TBMM başkanına, Anayasa Komisyonu başkanı olarak, değişiklik metnine “Bir kimse en fazla iki defa Cumhurbaşkanı seçilebilir” keskinliğindeki bir cümleyi yazarken zamanı geldiğinde bunun tartışmalara yol açacağını öngörüp o maddeye neden bir istisna cümleciği eklemediklerini de sordum.

Lüzumsuz bulmuşlar.

O madde anayasada bulunduğu halde üçüncü defa adaylığı YSK tarafından onaylansa ve Tayyip Erdoğan cumhurbaşkanı seçilse, ortaya çıkacak hukuk tablosunun garabetini de hatırlattım.

Anayasasında “Bir kimse en fazla iki defa Cumhurbaşkanı seçilebilir” yazdığı halde üçüncü dönemini sürdüren bir cumhurbaşkanına sahip olma garabetini…

Herhalde seçim kapıya dayanana kadar -belki daha sonra da- bu konu sürekli tartışılacak.

Şentop Türkiye gazetesine de konuştu

TBMM Başkanı Şentop öte yandan Türkiye gazetesinden Akif Bülbül’e de konuştu. Şentop, bugün yayımlanan habere göre Erdoğan’ın üçüncü kez aday olabileceğini ısrarla savunmaya devam etti.
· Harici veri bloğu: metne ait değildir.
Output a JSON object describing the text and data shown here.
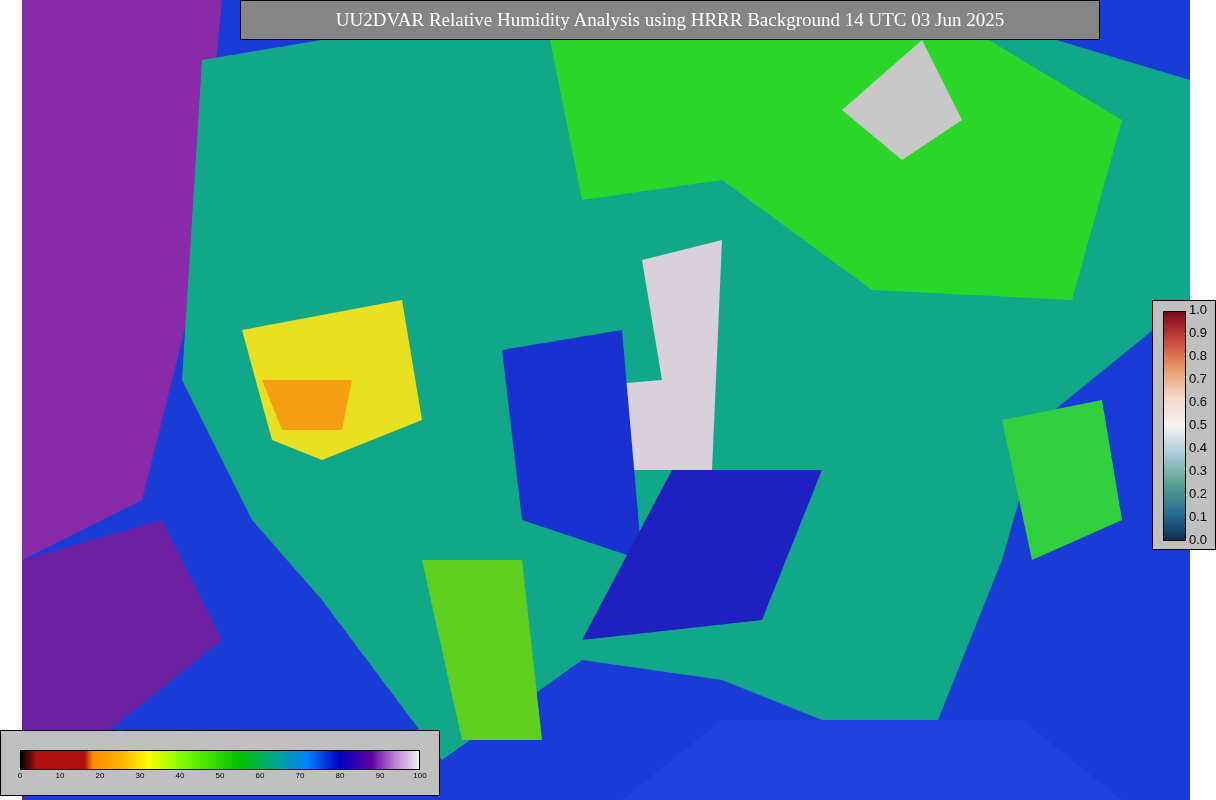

Şentop’un açıklamaları şöyle:

  • Cumhurbaşkanının tekrar aday olmasıyla ilgili ben bir makale yazdım. Orada tuhaf bir şekilde bilgisizlikle dile getirenler var. ‘Cumhurbaşkanı erken seçim kararı alacak, ancak öyle aday olabilir’ diye. Onların tezlerinde bile bu doğru değil. Erken seçim kararı parlamento tarafından alınırsa onların tezlerine göre Cumhurbaşkanı aday olabilir. Onu da bilmeden saçma sapan görüşler yapılıyor. İç siyasette gerçeklikten kopmamak lazım.
  • Anayasada ki 101. maddenin 2. Fıkrası Cumhurbaşkanı’nın en fazla iki defa aday olabileceğini öngörüyor. Şimdi bu 101. maddeye göre cumhurbaşkanı 2018 yılında bir kere seçilmiştir. Dolayısıyla 2023 seçimlerinde Sayın cumhurbaşkanımızın adaylığı ikinci defa olacaktır. Peki kafalar niye karışıyor, kötü niyetleri olanları bir kenara bırakarak söylüyorum. Hukukçu olmayanlar veya zayıf hukukçular hemen 101. maddeyi okuyorlar. 101. madde ikinci fıkrasında iki defa seçilebilir diyor. 2014’te seçildi 2018’de seçildi bu iki defadır diyorlar. Gerçek hukukçulara hitap ettiği için o kanun metinlerinde değişiklik tarihleri yazar.
  • Anayasada da yazar, mesela baktığımızda anayasanın herhangi bir maddesi değiştirildiğinde hemen o fıkranın altına parantez açılır ‘şu tarihte şu sayılı kanunla şu cümle eklenmiştir’ der ve koyar o cümleyi. 101. maddeye baktığımızda böyle bir cümle var nerede var, 101. maddenin en başında var. Hemen parantez açılmış, demişki “2017 yılında yapılmış anayasa değişikliği falan tarihli ve falan sayılı kanunla bunun yedinci maddesi ile değiştirilmiştir. Bunun anlamı nedir, yani sıradan bir hukukçu bunu anlar. Yani bu maddenin fıkraları değişmemiş, maddenin tamamı değişmiş. Onun için maddenin başına koymuşlar değişti diye.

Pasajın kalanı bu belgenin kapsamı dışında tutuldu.